As Eliminatórias Sul-Americanas para a Copa do Mundo escorreriam pálidas e sem graça não fossem os uruguaios. Nada com eles é insosso, ao menos no futebol. A nossa Seleção tem de mirar no time de Marcelo Bielsa. Aqui, não se trata de análise tática, embora o argentino seja o guru dos técnicos. Já se percebe suas digitais, de quem gosta da bola, no Uruguai. A propósito: Bielsa tem o mesmo tempo de trabalho de Fernando Diniz, mas o rendimento coletivo é outro, capaz de vencer os dois gigantes do continente na caminhada rumo à Copa.
Sim, o Uruguai passou o carro no Brasil em casa e, para quem imaginava que poderia ser o fator local mágico do Centenário, foi lá na mítica Bombonera e derrubou a Argentina campeã do mundo de Messi. E o fez na bola e no desassombro, na valentia, sem medo de nada, com uma gana única. É onde quero chegar. O sentimento do uruguaio com a sua seleção é único. Não se trata daquele patriotismo bufo e fanfarrão, da boca para fora. Nem sei se está correto chamar de patriotismo. É algo diferente por uma razão: o Uruguai é diferente.
Como pode aquele naco de terra, soterrado pelas proporções continentais de Brasil e Argentina, seguir existindo cada vez melhor e mais forte? É um milagre. O Uruguai tem 3,4 milhões de habitantes, contra 45 milhões da Argentina e 214 milhões do Brasil. É inacreditável o que o futebol — sem dúvida o seu cartão de visitas — uruguaio consegue fazer na América do Sul e no mundo. Pisar na Bombonera lotada e colocar o dedo na cara, no sentido figurado e literal, de Messi e dos argentinos, é a essência do que parece faltar à nossa Seleção: comprometimento.
Repare no que disse o volante Ugarte, 22 anos, do PSG, ao ser entrevistado ainda no campo, após a épica vitória na Bombonera:
— Somos poucos, mas fazemos muito e ganhamos muito. Que orgulho de ser uruguaio!

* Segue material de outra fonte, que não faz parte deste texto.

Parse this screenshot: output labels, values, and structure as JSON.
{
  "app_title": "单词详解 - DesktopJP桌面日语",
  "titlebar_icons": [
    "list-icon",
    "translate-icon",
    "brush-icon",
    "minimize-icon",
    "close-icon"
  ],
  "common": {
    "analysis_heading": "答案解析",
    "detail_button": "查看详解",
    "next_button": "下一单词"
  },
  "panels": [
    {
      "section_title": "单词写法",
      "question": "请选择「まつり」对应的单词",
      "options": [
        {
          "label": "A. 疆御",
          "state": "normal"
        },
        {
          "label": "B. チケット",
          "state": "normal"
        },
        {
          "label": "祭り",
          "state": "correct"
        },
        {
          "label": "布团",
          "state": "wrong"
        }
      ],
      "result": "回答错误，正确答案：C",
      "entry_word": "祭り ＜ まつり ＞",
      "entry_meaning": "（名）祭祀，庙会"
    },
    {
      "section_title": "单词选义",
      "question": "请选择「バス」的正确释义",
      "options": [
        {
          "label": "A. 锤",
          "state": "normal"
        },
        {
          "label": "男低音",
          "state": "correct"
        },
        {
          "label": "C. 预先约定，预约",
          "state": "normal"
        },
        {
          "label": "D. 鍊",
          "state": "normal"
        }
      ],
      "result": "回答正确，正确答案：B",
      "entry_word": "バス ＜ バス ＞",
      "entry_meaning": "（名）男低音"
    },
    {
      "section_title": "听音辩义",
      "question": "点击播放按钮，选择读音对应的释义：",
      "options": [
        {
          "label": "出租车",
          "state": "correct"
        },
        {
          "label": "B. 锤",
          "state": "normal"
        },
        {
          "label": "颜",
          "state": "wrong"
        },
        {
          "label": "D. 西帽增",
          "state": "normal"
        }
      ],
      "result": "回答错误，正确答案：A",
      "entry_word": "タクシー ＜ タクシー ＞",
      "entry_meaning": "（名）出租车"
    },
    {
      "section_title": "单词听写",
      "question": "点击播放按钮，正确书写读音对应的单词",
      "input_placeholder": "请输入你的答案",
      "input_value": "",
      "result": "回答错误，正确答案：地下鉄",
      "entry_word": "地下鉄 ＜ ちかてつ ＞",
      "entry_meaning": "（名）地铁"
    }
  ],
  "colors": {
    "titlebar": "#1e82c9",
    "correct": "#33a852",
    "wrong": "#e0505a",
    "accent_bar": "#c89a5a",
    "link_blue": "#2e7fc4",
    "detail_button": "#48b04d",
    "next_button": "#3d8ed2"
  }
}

Ele nem ouve a pergunta. Grita o que vai no seu coração celeste. Você não deve ter percebido, mas o zagueiro Ronald Araújo, 24 anos, faz o gol e, ato contínuo, antes de qualquer outro gesto, suspeito que antes até de a bola encostar na rede, agarra a camiseta, leva o escudo ao rosto e o beija muitas vezes enquanto corre. Sua primeira reação é o orgulho de jogar pelo Uruguai.
A forma como o lateral-esquerdo Matias Oliveira não se abaixa diante de um Messi é forte. Não houve violência, mas resposta, alma. Pode ter se passado um pouco no gesto, ok, mas futebol não é uma reunião de diplomatas. Lembremos que Messi passou a condição de divindade após a Copa do Catar. Como responder à altura um peitaço de Deus? Só mesmo um uruguaio, nascido no país em que a barulheira nas maternidades não é do choro dos recém-nascidos, mas da piazada gritando gol assim que vêm ao mundo.
É um sentido de sobrevivência, como se a cada jogo fosse necessário provar ao mundo que o Uruguai existe e seguirá existindo, contra todos os prognósticos. Os jogadores brasileiros, e não é de hoje, claro que com exceções à la Zagallo, parecem não dar mais tanta importância à Seleção. Voltam para a Europa, onde são bem tratados, e tudo certo. Tenho sempre a sensação de que o Brasil, para se dar bem e ser campeão, tem de empilhar craques em um mesmo time ao ponto de ser impossível combater tanto talento. Às vezes, nem assim nos damos bem.
Lembram do quadrado mágico de 2006? Deu em nada. Se houver igualdade técnica e a disputa se deslocar para o suor, danou-se. Messi deu entrevista indignado com a derrota em casa para o Uruguai e disse que é preciso mudar contra o Brasil. Ele, que ganhou tudo, lidera as Eliminatórias e segue jogando com 36 anos pela Argentina. Quantos craques brasileiros desistiram cedo da Seleção? Manter-se no nível Copa do Mundo por muito tempo exige sacrifício. Os uruguaios estão sempre dispostos. Nós, não.
Então, sem o talento de Neymar, restaram jogadores médios para o padrão pentacampeão. Ah, mas nossos jogadores saem muito cedo. Não criam vínculos com os clubes e a torcida daqui. Viram estrangeiros, distantes de alma. E os uruguaios? Ronald Araújo deixou os Rentistas rumo ao Barcelona com 17 anos. O volante Ugarte, do Fênix para Portugal, aos 18. O zagueiro Matias Oliveira partiu para a Europa aos 19. O problema é cultural. Temos de imitar o bravo Uruguai. Mirem-se no exemplo da Celeste.